Des tiges d’acier ont été tendues pour relier entre eux les chapiteaux des 336 colonnes de l’édifice – douze rangées de 28. Les murs de briques roses ont été débarrassés des traces laissées par plusieurs interventions intempestives.
« En grattant les couches de ciment rajoutées, on a remis les briques à jour », reprend Aysen Kaya, qui désigne en passant deux conduites dévoilées par les travaux et jusqu’ici ignorées: l’une apportait l’eau à la basilique Sainte-Sophie toute proche, l’autre au palais byzantin qui précédait le Topkapi des sultans.
La citerne était capable de stocker près de 80.000 litres d’eau fraiche arrivant des montagnes à 19 km au nord. Une prouesse pour garantir Byzance contre les sécheresses estivales.
Les Méduses à l’envers
La remise en état a encore permis de démanteler la précédente passerelle aménagée pour les visiteurs à 1,60 m au dessus du sol pour ramener la déambulation à moins de 50 cm au dessus des pavements, rendus pour la première fois visibles sous l’eau.

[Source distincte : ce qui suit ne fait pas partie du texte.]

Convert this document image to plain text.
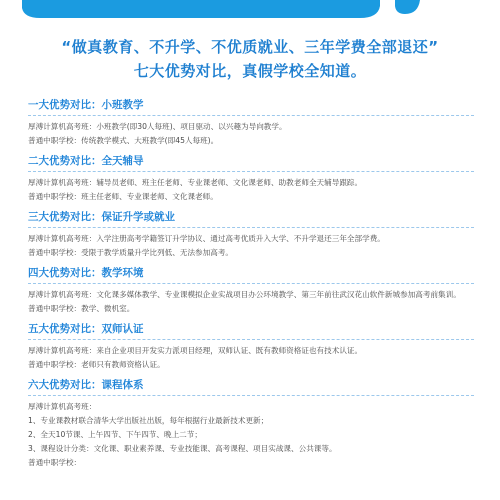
“做真教育、不升学、不优质就业、三年学费全部退还”
七大优势对比，真假学校全知道。
一大优势对比：小班教学
厚溥计算机高考班：小班教学(即30人每班)、项目驱动、以兴趣为导向教学。
普通中职学校：传统教学模式、大班教学(即45人每班)。
二大优势对比：全天辅导
厚溥计算机高考班：辅导员老师、班主任老师、专业课老师、文化课老师、助教老师全天辅导跟踪。
普通中职学校：班主任老师、专业课老师、文化课老师。
三大优势对比：保证升学或就业
厚溥计算机高考班：入学注册高考学籍签订升学协议、通过高考优质升入大学、不升学退还三年全部学费。
普通中职学校：受限于教学质量升学比列低、无法参加高考。
四大优势对比：教学环境
厚溥计算机高考班：文化课多媒体教学、专业课模拟企业实战项目办公环境教学、第三年前往武汉花山软件新城参加高考前集训。
普通中职学校：教学、微机室。
五大优势对比：双师认证
厚溥计算机高考班：来自企业项目开发实力派项目经理，双师认证、既有教师资格证也有技术认证。
普通中职学校：老师只有教师资格认证。
六大优势对比：课程体系
厚溥计算机高考班：
1、专业课教材联合清华大学出版社出版，每年根据行业最新技术更新；
2、全天10节课、上午四节、下午四节、晚上二节；
3、课程设计分类：文化课、职业素养课、专业技能课、高考课程、项目实战课、公共课等。
普通中职学校：
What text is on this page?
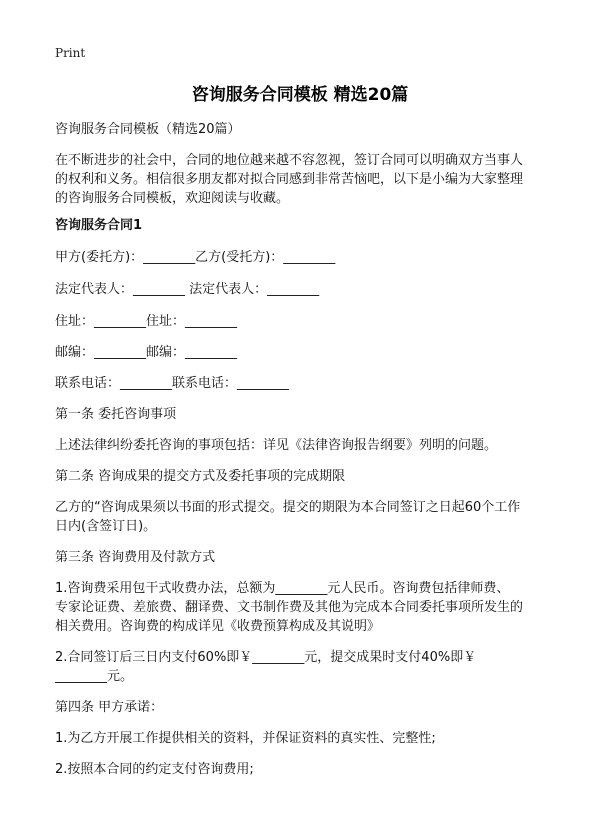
Print
咨询服务合同模板 精选20篇

咨询服务合同模板（精选20篇）

在不断进步的社会中，合同的地位越来越不容忽视，签订合同可以明确双方当事人

的权利和义务。相信很多朋友都对拟合同感到非常苦恼吧，以下是小编为大家整理

的咨询服务合同模板，欢迎阅读与收藏。

咨询服务合同1

甲方(委托方)：________乙方(受托方)：________

法定代表人：________ 法定代表人：________

住址：________住址：________

邮编：________邮编：________

联系电话：________联系电话：________

第一条 委托咨询事项

上述法律纠纷委托咨询的事项包括：详见《法律咨询报告纲要》列明的问题。

第二条 咨询成果的提交方式及委托事项的完成期限

乙方的“咨询成果须以书面的形式提交。提交的期限为本合同签订之日起60个工作

日内(含签订日)。

第三条 咨询费用及付款方式

1.咨询费采用包干式收费办法，总额为________元人民币。咨询费包括律师费、

专家论证费、差旅费、翻译费、文书制作费及其他为完成本合同委托事项所发生的

相关费用。咨询费的构成详见《收费预算构成及其说明》

2.合同签订后三日内支付60%即￥________元，提交成果时支付40%即￥

________元。

第四条 甲方承诺：

1.为乙方开展工作提供相关的资料，并保证资料的真实性、完整性;

2.按照本合同的约定支付咨询费用;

Mais au-delà des aménagements techniques nécessaires à la sauvegarde du bâtiment, la rénovation s’est attachée à protéger le caractère mystique, presque spirituel des lieux par un jeu de lumières qui modifie les perspectives et révèle les détails.
Les fameuses têtes de Méduse qui ornent deux des piliers d’angle – sculptées à l’envers pour ne pas transformer en pierre le visiteur qui les regarde, selon la légende de l’Odyssée – apparaissent encore plus vivantes et terrifiantes.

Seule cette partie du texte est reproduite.